The Research On Strategy Of Fieldbus Scheduling And Vehicle Control In Distributed Control System Of EV

Along with the progress of electronic technology, automobile is developing towards the direction of multi-function and the trend of intelligence and network is becoming more and more evidential. Electric vehicle is an intricate system composed of several sub-systems and its whole performance and secure dependability all rest with the cooperative operation of all sub-systems.For fulfilling the requirements of control in electric vehicle, through the detailed analysis of the fieldbus technology in vehicle the scheme of electric vehicle in distributed control system based on CAN fieldbus is confirmed.
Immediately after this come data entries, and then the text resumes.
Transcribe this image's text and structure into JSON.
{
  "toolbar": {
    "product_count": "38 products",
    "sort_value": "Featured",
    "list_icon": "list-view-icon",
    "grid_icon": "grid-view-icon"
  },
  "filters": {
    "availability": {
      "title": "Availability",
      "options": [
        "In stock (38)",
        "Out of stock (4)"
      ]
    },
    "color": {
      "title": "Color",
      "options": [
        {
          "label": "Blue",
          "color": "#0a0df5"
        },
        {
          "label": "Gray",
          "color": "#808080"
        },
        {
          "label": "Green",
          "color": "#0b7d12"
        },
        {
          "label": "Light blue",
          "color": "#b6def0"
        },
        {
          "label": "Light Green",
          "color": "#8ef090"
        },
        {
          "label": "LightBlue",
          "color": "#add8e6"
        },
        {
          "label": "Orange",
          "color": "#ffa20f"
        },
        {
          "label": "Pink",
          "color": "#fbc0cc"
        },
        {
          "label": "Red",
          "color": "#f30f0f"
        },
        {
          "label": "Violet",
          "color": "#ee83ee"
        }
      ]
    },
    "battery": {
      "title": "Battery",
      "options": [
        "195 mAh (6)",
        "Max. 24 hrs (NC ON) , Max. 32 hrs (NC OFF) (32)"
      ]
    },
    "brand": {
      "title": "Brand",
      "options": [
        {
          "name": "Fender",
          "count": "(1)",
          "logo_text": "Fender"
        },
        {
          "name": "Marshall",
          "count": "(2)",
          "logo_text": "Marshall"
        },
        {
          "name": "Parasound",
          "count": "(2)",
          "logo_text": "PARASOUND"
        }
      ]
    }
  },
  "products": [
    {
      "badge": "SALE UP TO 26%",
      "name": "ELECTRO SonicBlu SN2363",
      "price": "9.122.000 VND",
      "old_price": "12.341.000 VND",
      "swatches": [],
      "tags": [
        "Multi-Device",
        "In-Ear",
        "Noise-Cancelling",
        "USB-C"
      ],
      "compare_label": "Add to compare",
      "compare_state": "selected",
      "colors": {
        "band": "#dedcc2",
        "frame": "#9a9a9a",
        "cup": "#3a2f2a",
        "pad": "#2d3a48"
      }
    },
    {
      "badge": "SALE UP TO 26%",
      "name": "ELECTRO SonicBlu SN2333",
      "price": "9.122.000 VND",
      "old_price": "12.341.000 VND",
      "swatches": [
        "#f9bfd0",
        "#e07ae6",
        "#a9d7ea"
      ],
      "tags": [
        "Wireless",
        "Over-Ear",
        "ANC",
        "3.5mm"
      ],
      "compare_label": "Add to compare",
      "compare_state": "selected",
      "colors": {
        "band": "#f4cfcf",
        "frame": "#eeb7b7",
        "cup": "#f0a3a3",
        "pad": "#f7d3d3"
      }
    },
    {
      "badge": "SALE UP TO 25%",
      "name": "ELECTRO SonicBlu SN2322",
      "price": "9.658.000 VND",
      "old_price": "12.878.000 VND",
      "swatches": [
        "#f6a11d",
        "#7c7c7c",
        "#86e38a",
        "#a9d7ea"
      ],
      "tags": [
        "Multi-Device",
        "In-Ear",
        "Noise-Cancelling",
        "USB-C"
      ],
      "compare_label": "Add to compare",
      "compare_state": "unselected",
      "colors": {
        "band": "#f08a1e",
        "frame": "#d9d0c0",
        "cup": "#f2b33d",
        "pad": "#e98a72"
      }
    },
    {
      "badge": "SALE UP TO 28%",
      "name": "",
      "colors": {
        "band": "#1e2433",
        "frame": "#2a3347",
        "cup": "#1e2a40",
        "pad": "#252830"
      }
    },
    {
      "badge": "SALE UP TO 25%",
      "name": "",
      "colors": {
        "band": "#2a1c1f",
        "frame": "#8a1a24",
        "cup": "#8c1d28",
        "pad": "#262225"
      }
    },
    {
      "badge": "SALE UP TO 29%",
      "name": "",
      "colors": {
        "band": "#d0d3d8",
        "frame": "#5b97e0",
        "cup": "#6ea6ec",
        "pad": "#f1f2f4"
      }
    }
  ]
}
And for the first time the scheduling algorithm based on time-triggered fixed priority in CAN fieldbus is proposed and tested.To reduce the jitter of message responsive time and effectively utilize the network physical bandwidth resources, the feasibility of applying TTCAN protocol to the EV is studied and at the mean time the mixed scheduling algorithm is proposed, in which the static scheduling is framework combined with the dynamic scheduling. In the mixed scheduling algorithm the"dual phase"basic period is brought forward, which separates the transmission of periodic message from that of the aperiodic and effectively avoids the jitter of transmission delay of periodic. For the aperiodic message, the priority promotion dynamic scheduling algorithm based on deadline is proposed, which not only guarantees the real-time of message response but also improves the utilization of bandwidth. Through the experiment, the mixed scheduling algorithm can satisfy the real-time requirement of periodic messages and avoid deadlock of aperiodic messages. What's more, it can utilize the redundancy bandwidth to transmit the aperiodic messages.To satisfy the demand of EV driving capability and after taking the operating characteristic of the motor and the driving ability of battery into account, an innovative control strategy for driving system is proposed, which preferably deals with the problems of motor overload,charge and discharge ability of the battery and the feedback of braking energy. Based on the ADVISOR software, a simulation platform for EV was designed, which processes the relative simulations on the road case, accelerating ability and the feedback of braking energy. The simulation results show that the feedback of braking energy effectively improves the energy utilization of the EV. The real platform and road environment test confirm the simulation result.